Gene therapy for castration-resistant prostate cancer cells using JC polyomavirus-like particles packaged with a PSA promoter driven-suicide gene.

Abstract

Prostate cancer is the second most common cancer in men globally. Prostate cancer patients at advanced stages are usually treated with androgen deprivation therapy (ADT). However, with disease progression, it often becomes the incurable castration-resistant prostate cancer (CRPC). JC polyomavirus (JCPyV) is a human DNA virus. Its virus-like particles (VLPs) exhibit similar tropism to native virions and they are capable of delivering exogenous genes to the target cells for expression.
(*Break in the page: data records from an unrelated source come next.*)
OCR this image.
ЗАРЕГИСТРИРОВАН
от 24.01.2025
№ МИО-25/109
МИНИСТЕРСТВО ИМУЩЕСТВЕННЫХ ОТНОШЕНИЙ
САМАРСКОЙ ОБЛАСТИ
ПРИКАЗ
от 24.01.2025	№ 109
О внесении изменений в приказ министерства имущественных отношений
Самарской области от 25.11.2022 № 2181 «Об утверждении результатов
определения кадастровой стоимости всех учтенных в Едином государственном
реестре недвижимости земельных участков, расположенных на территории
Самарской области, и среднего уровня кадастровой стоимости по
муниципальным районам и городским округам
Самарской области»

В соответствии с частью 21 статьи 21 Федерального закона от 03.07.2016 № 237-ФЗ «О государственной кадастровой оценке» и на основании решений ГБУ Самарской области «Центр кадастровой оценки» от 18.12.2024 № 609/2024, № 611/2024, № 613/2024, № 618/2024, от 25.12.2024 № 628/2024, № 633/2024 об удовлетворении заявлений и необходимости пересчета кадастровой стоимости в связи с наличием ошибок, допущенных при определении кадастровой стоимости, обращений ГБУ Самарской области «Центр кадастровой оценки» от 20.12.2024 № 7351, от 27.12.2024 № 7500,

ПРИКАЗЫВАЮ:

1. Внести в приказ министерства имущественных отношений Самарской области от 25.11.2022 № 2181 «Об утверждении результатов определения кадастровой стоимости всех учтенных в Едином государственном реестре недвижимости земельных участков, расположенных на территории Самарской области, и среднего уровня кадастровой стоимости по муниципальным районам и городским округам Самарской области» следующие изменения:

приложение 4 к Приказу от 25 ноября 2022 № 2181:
JCPyV has been detected in prostate cells; therefore, prostate cancer cells may be susceptible to JCPyV infection and JCPyV VLPs may be used as a vector for gene therapy against prostate cancer. Here we constructed a plasmid (pPSAtk) that allows expression of the thymidine kinase suicide gene only in androgen receptor (AR) positive prostate cancer cells using the prostate-specific antigen (PSA) promoter, and used JCPyV VLPs as a vector to carry pPSAtk (PSAtk-VLPs) for transcriptional targeting in prostate cancer cells. In this study, we found that PSAtk-VLPs could only kill AR-positive CRPC 22Rv1 cells in vitro and inhibit the growth of tumor nodules in the xenograft mouse model. Our results reveal that PSAtk-VLPs could potentially be used as a new option for treating CRPC patients in the future.